The legislation was amended in the Senate and the differences will need to be conferenced with the House before the legislation can go onto the Governor.
But would such an abortion ban be constitutional given the Roe v. Wade decision? The group points to the high court’s ruling in the partial-birth abortion case as grounds for banning dismemberment abortions too.
In his dissent to the U.S. Supreme Court’s 2000 Stenberg v. Carhart decision, Justice Kennedy observed that in D&E dismemberment abortions, “The fetus, in many cases, dies just as a human adult or child would: It bleeds to death as it is torn limb from limb. The fetus can be alive at the beginning of the dismemberment process and can survive for a time while its limbs are being torn off.” Justice Kennedy added in the Court’s 2007 opinion, Gonzales v.
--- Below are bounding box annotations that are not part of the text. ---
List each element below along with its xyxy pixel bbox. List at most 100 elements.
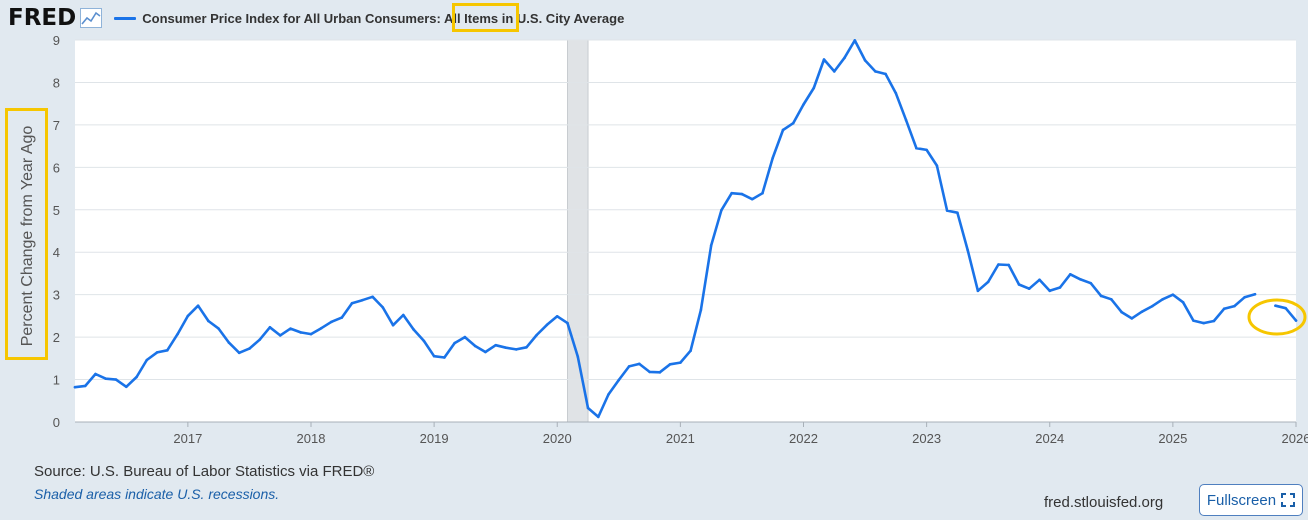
y-tick-label: 2	[53, 330, 60, 345]
data-point	[484, 350, 487, 354]
data-point	[1099, 294, 1103, 298]
data-point	[1058, 286, 1062, 289]
x-axis-ticks: 2017 2018 2019 2020 2021 2022 2023 2024 2025 2026	[173, 422, 1308, 446]
data-point	[1222, 307, 1226, 310]
data-point	[997, 263, 1000, 266]
data-point	[771, 156, 775, 160]
data-point	[935, 164, 939, 167]
data-point	[217, 327, 220, 330]
data-point	[986, 280, 990, 284]
data-point	[453, 341, 456, 345]
data-point	[83, 384, 87, 388]
data-point	[268, 326, 272, 329]
legend-swatch	[114, 16, 137, 20]
data-point	[915, 146, 918, 150]
data-point	[350, 301, 354, 305]
data-point	[1212, 319, 1216, 323]
plot-area	[75, 40, 1296, 422]
data-point	[894, 91, 898, 95]
data-point	[145, 358, 149, 362]
data-point	[94, 372, 97, 376]
highlight-circle	[1247, 298, 1307, 336]
data-point	[1038, 278, 1041, 282]
data-point	[596, 415, 600, 419]
data-point	[1233, 304, 1236, 308]
data-point	[1294, 319, 1298, 322]
data-point	[278, 334, 282, 337]
data-point	[966, 248, 969, 252]
data-point	[874, 70, 877, 73]
data-point	[586, 406, 590, 410]
data-point	[1151, 304, 1154, 308]
data-point	[227, 341, 231, 344]
fullscreen-label: Fullscreen	[1206, 491, 1277, 509]
data-point	[843, 56, 846, 60]
data-point	[761, 191, 764, 195]
data-point	[607, 393, 610, 396]
legend-label-part1: Consumer Price Index for All Urban Consu…	[142, 10, 444, 26]
data-point	[196, 304, 200, 308]
data-point	[976, 289, 980, 293]
data-point	[330, 320, 333, 324]
series-points	[73, 39, 1298, 419]
data-point	[514, 348, 518, 351]
data-point	[494, 343, 497, 347]
data-point	[166, 348, 169, 352]
x-tick-label: 2026	[1282, 431, 1308, 446]
data-point	[709, 244, 713, 247]
data-point	[740, 192, 744, 196]
y-tick-label: 1	[53, 373, 60, 388]
data-point	[638, 362, 641, 366]
data-point	[289, 327, 292, 330]
x-tick-label: 2019	[420, 431, 449, 446]
data-point	[812, 86, 816, 90]
data-point	[1027, 287, 1031, 291]
fred-logo[interactable]: FRED	[8, 5, 77, 31]
data-point	[299, 331, 303, 334]
y-tick-label: 3	[53, 288, 60, 303]
data-point	[545, 323, 549, 327]
data-point	[904, 118, 908, 122]
data-point	[319, 326, 323, 330]
data-point	[1243, 295, 1246, 299]
data-point	[720, 208, 723, 212]
y-tick-label: 4	[53, 245, 60, 260]
data-point	[576, 355, 580, 358]
data-point	[340, 316, 344, 319]
grid-lines	[75, 39, 1296, 423]
y-tick-label: 0	[53, 415, 60, 430]
data-point	[945, 209, 949, 212]
data-point	[658, 371, 662, 374]
data-point	[627, 365, 631, 368]
legend-label[interactable]: Consumer Price Index for All Urban Consu…	[142, 11, 624, 26]
recession-shading	[567, 39, 589, 423]
data-point	[186, 314, 190, 318]
data-point	[309, 332, 313, 336]
fullscreen-button[interactable]: Fullscreen	[1199, 484, 1303, 516]
data-point	[1202, 321, 1205, 325]
legend-label-part2: in U.S. City Average	[498, 10, 625, 26]
data-point	[125, 385, 128, 389]
y-axis-ticks: 0 1 2 3 4 5 6 7 8 9	[53, 33, 60, 430]
data-point	[114, 378, 118, 381]
y-axis-label: Percent Change from Year Ago	[19, 126, 36, 347]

Carhart, which upheld the ban on partial-birth abortion, that D&E abortions are “laden with the power to devalue human life…”
“When abortion textbooks describe in cold, explicit detail exactly how to kill a human being by ripping off arms and legs piece by piece, civilized members of society have no choice but to stand up and demand a change,” added Spaulding Balch. “When you think it can’t be uglier, the abortion industry continues to shock with violent methods of abortion.”
Supporters of the ban also point to the 2007 U.S. Supreme Court Gonzales ruling, which said: “Casey [the 1992 Supreme Court decision] does not allow a doctor to choose the abortion method he or she might prefer …[and physicians] are not entitled to ignore regulations that direct them to use reasonable alternative procedures.”